At least 74 killed in Easter day suicide bombing

Pakistan

At least 74 people were killed and more than 370 injured when a suicide bomber targeted families celebrating in a park on Easter Day. Some of the victims were Christians, including children and young people, who were out celebrating the Easter holiday. One pastor spoke of the grief of having had to bury six members of his congregation the following day.

Funeral of two Christian girls killed by the blast
Funeral of two Christian girls killed by the blast

Sunday's attack at Gulshan Iqbal Park, Lahore, was claimed by Jamaatul Ahrar, a splinter group who broke away from the Pakistani Taliban, who also stated that they would be continuing to attack Christians and other specific target groups. 

Christians are living in fear, not knowing where or when the next attack will come. “Fear is a fact of life for us here,” said Parvaiz Masih, a Christian who suffered a broken leg and shrapnel wounds in the attack. “From morning till night, we feel fear not only of violent attacks but of all the smaller humiliations that go with being part of a minority community." 

Jamaatul Ahrar had also claimed responsibility for last year's twin suicide bombings at churches in Lahore's Youhanabad area, which killed at least 15 people.
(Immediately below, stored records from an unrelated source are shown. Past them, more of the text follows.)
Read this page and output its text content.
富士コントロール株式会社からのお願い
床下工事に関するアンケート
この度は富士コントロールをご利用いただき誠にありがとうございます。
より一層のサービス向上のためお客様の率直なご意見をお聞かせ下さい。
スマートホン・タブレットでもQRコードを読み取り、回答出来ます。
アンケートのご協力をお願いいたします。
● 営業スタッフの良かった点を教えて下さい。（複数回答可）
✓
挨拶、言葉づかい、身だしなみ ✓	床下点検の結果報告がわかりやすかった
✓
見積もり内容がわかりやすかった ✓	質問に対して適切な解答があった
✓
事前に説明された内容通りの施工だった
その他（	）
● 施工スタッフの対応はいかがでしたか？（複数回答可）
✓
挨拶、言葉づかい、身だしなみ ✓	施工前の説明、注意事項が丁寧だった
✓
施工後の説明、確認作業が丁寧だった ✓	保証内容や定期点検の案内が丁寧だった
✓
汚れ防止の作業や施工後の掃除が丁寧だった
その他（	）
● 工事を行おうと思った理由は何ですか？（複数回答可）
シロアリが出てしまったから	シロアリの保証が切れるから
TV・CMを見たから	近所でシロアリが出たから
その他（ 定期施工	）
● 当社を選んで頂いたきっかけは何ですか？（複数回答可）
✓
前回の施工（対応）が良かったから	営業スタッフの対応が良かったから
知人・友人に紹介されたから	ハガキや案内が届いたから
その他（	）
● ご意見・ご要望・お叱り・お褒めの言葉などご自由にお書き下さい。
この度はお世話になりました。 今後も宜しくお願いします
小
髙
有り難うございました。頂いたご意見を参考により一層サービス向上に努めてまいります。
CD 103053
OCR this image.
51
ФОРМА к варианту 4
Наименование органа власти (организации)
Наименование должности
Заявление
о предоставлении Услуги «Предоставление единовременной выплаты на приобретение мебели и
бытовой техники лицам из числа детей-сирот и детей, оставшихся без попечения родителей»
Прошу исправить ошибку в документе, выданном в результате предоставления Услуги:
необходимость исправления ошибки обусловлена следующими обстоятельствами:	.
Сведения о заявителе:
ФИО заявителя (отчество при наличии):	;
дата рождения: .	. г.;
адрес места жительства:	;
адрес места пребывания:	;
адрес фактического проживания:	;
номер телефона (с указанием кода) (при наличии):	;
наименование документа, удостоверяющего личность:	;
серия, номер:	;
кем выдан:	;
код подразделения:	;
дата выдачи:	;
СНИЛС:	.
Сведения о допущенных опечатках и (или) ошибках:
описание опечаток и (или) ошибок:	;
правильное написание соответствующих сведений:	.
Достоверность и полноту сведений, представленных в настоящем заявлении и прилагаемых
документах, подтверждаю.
Eight-two were killed by another Pakistani Taliban sub-group in a similar suicide bombing in September 2013 at All Saints Church, Peshawar.

The aim of the Pakistani Taliban and other jihadist groups is to enforce shari‘a and Islamic government on Pakistan. Christians are a despised minority in Pakistan, and very vulnerable under the so-called “blasphemy law” which gives a mandatory death sentence for criticism of Muhammad. Christians have suffered particularly from false accusations by Muslims, as judges tend to give the testimony of a Christian in court less weight than that of a Muslim witness (a bias which is in line with shari‘a). Liberal Muslims who have spoken up for Christians have also been targeted. In fact, the Easter bombing comes less than four weeks after the execution of Mumtaz Qadri who murdered Lahore’s Punjab governor Salman Taseer precisely because he had taken up the case of Christians such as Aasia Bibi accused under Pakistan’s blasphemy law.